History of LMCs

Did you know…

1835: The Provincial Medical and Surgical Association was founded, in the days when anyone could practice as a doctor and there were no regulations controlling the profession.
1856: As membership grew, the PMSA was re-named the British Medical Association.
1858: After years of lobbying by the Association, the General Medical Council (GMC) was established as the regulatory body for the profession.
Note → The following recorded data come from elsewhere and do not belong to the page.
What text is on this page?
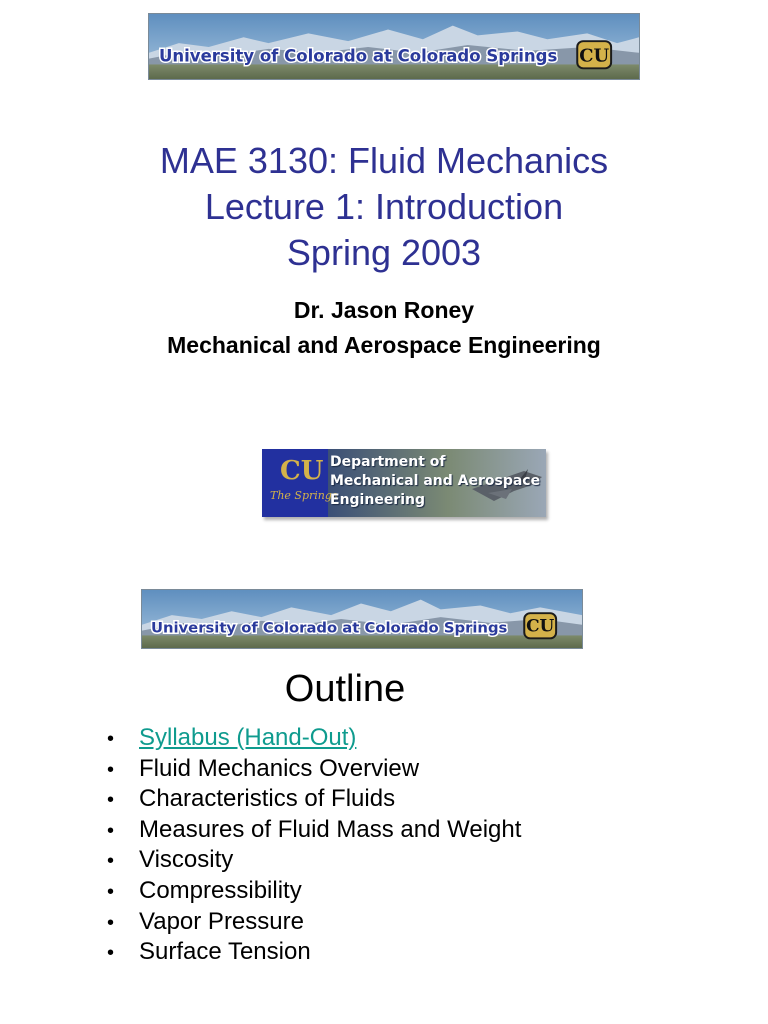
University of Colorado at Colorado Springs CU
MAE 3130: Fluid Mechanics
Lecture 1: Introduction
Spring 2003
Dr. Jason Roney
Mechanical and Aerospace Engineering
CU
The Springs
Department of
Mechanical and Aerospace
Engineering
University of Colorado at Colorado Springs CU
Outline
• Syllabus (Hand-Out)
• Fluid Mechanics Overview
• Characteristics of Fluids
• Measures of Fluid Mass and Weight
• Viscosity
• Compressibility
• Vapor Pressure
• Surface Tension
1911: Local Panel Committees were established by David Lloyd George to represent local doctors who took patients on to their panel. The same year saw The National Insurance Act give basic medical cover for those earning less than £2 a week.
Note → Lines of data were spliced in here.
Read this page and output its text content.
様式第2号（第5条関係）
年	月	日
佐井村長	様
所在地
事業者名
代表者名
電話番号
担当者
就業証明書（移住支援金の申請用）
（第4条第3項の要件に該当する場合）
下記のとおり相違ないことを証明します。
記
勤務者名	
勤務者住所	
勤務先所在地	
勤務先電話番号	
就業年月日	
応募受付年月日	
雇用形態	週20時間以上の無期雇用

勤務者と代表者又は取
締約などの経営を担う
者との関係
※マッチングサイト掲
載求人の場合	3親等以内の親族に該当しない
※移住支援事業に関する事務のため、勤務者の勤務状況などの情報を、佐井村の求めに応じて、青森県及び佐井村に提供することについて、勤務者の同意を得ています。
1912: The Insurance Acts Committee was established by the BMA to represent all panel doctors, this committee being recognised by the Government as the authoritative voice of General Practitioners.
1913: Local Panel Committees were re-named Local Medical Committees (LMCs).
1948: Following the Beveridge Report of 1942, the NHS was launched on 5th July.
1965: The Family Doctors Charter was introduced, establishing a range of improvements in the way General Practice was operated and leading to the introduction of the Red Book.
1974: The Trade Union and Industrial Relations Act saw the BMA being recognised as the Trade Union for the Medical Profession. It should be stressed that LMCs are NOT Trade Unions themselves.
1977: The NHS Act reinforced and expanded the statutory recognition and functions of LMCs.
1984: Another NHS Act further expanded the recognition and scope of LMCs.
To this day, the LMC is the only local, elected and representative body for General Practitioners, the functions, purpose and aims equally as important today as they were 100 years ago.

The annual spend for the first year Cornwall LMC was in operation was a whopping £46.